Вот основной драматический парадокс пьесы: провинция — это когда все герои — негерои, когда творческая энергия личности, не успев расцвести, упирается в банальное. Банальное губит индивидуальности. Оно и есть варварство. Не эгоизм, не равнодушие, а банальное — неумение строить жизнь по-новому, искать новое и находить. Ведь варвары — идолопоклонники, напридумывали себе богов и гнут спины, бьют лбы, не видя жизни вокруг. И как болезнен для каждого момент пробуждения, как трагичен, как непоправимо катастрофичен порой!

Товстоногов настаивал: в каждом из действующих лиц пьесы, вплоть до эпизодических, таится своя драма. В какое-то мгновение спектакля в каждом из них просыпался человек, который заявлял о себе, порой кричал от боли, от обиды, от унижения. Что могло быть общего, например, у Цыганова — Стржельчика с акцизным надзирателем Монаховым, каким его играл Лебедев — мелко, гаденько озлобленным, липким, с подергивающимся судорогой лицом? Общим было человеческое. Оно обнаруживалось и в Монахове — Лебедеве, как-то неестественно, болезненно выпавшем на сцену после самоубийства жены. И в Надежде Монаховой — Дорониной, которая на протяжении спектакля раздражала нелепостью костюмов, поз, приторными интонациями с придыханием и откровенной чувственностью. В финале перед смертью она словно делалась стройнее и строже: «Какая-то трагическая нота дрожит в голосе Дорониной, и во всем ее облике, когда она стоит у окна, запрокинув голову, с мечтательной улыбкой на губах, чувствуется великая тоска»[23], — писал Ю. Юзовский. И здесь побеждало не раздражающее, а требующее сострадания. И в Черкуне — Луспекаеве открывался не романтический герой-протестант, способный преодолевать догмы общепринятой морали, а обыкновенный человек. Не рыцарь, не герой — человек, связанный с жизнью множеством ниточек-долженствований и ниточек-обязанностей, которые не так-то просто разорвать.

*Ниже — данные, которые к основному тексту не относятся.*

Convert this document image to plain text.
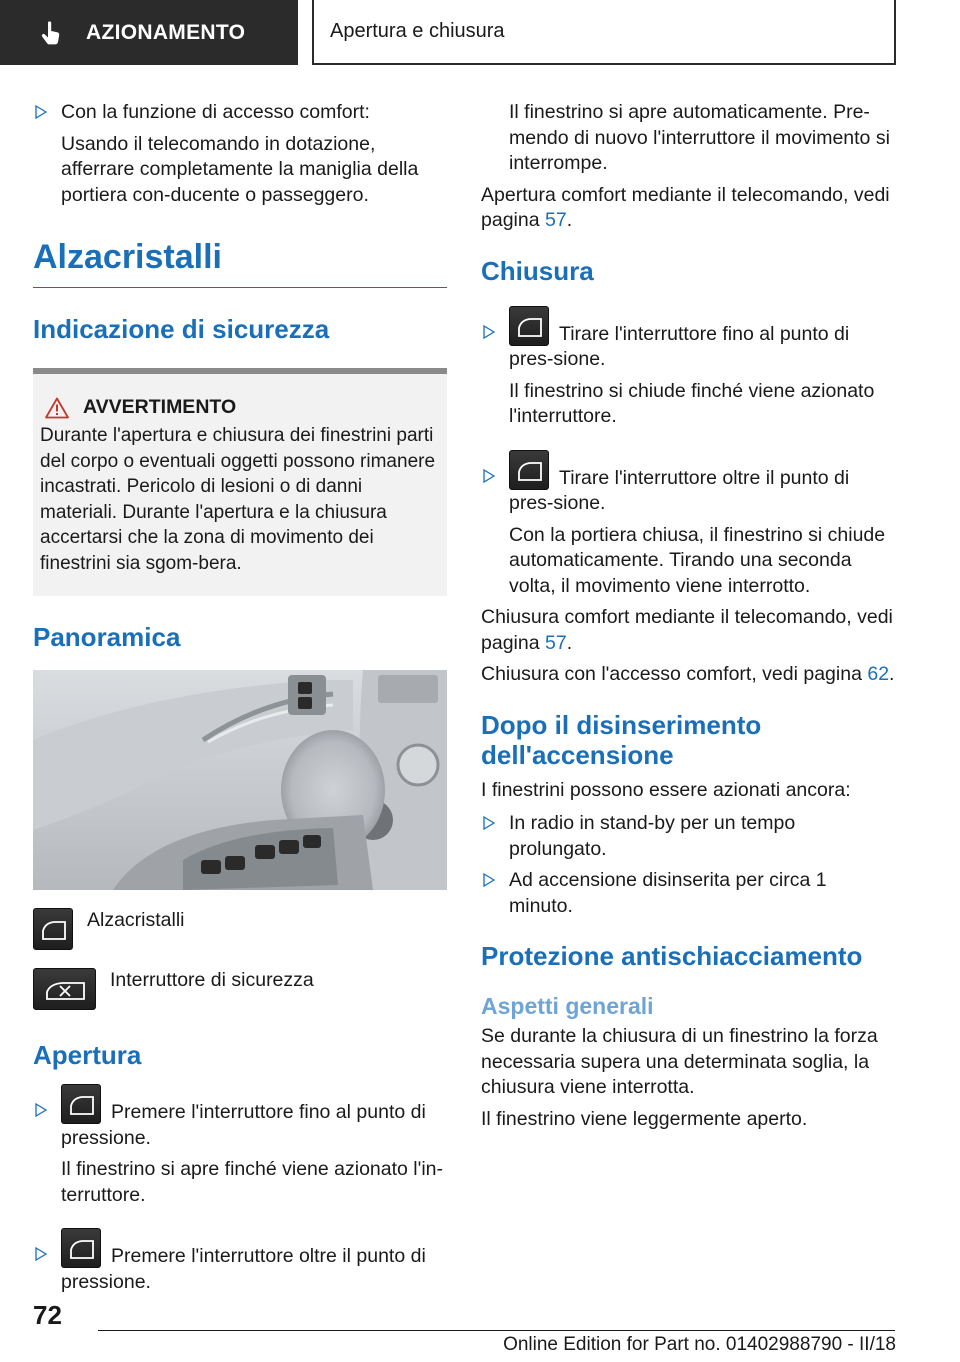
AZIONAMENTO	Apertura e chiusura
Con la funzione di accesso comfort:
Usando il telecomando in dotazione, afferrare completamente la maniglia della portiera con-ducente o passeggero.
Alzacristalli
Indicazione di sicurezza
AVVERTIMENTO
Durante l'apertura e chiusura dei finestrini parti del corpo o eventuali oggetti possono rimanere incastrati. Pericolo di lesioni o di danni materiali. Durante l'apertura e la chiusura accertarsi che la zona di movimento dei finestrini sia sgom-bera.
Panoramica
Alzacristalli
Interruttore di sicurezza
Apertura
Premere l'interruttore fino al punto di pressione.
Il finestrino si apre finché viene azionato l'in-terruttore.
Premere l'interruttore oltre il punto di pressione.
Il finestrino si apre automaticamente. Pre-mendo di nuovo l'interruttore il movimento si interrompe.
Apertura comfort mediante il telecomando, vedi pagina 57.
Chiusura
Tirare l'interruttore fino al punto di pres-sione.
Il finestrino si chiude finché viene azionato l'interruttore.
Tirare l'interruttore oltre il punto di pres-sione.
Con la portiera chiusa, il finestrino si chiude automaticamente. Tirando una seconda volta, il movimento viene interrotto.
Chiusura comfort mediante il telecomando, vedi pagina 57.
Chiusura con l'accesso comfort, vedi pagina 62.
Dopo il disinserimento dell'accensione
I finestrini possono essere azionati ancora:
In radio in stand-by per un tempo prolungato.
Ad accensione disinserita per circa 1 minuto.
Protezione antischiacciamento
Aspetti generali
Se durante la chiusura di un finestrino la forza necessaria supera una determinata soglia, la chiusura viene interrotta.
Il finestrino viene leggermente aperto.
72
Online Edition for Part no. 01402988790 - II/18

Та же человечная основа обнажалась и в Цыганове — Стржельчике, который в уездной глуши утрачивал столичный лоск и по русскому обыкновению запивал «горькую», потому что жизнь когда-то пошла по кривой, «скособочилась», а понял он это поздно.

С «Варваров» в биографии Стржельчика начался как бы новый отсчет. Цыганов не поддавался однозначной характеристике так, как это бывало в предыдущих работах актера. Он не умещался в рамках определенного амплуа, а существовал в спектакле особенно, индивидуально, по одному ему свойственным законам существования, которые в то же время были и типическими, поскольку за ними вставала, определенная среда, определенный социальный слой, определенное миропонимание.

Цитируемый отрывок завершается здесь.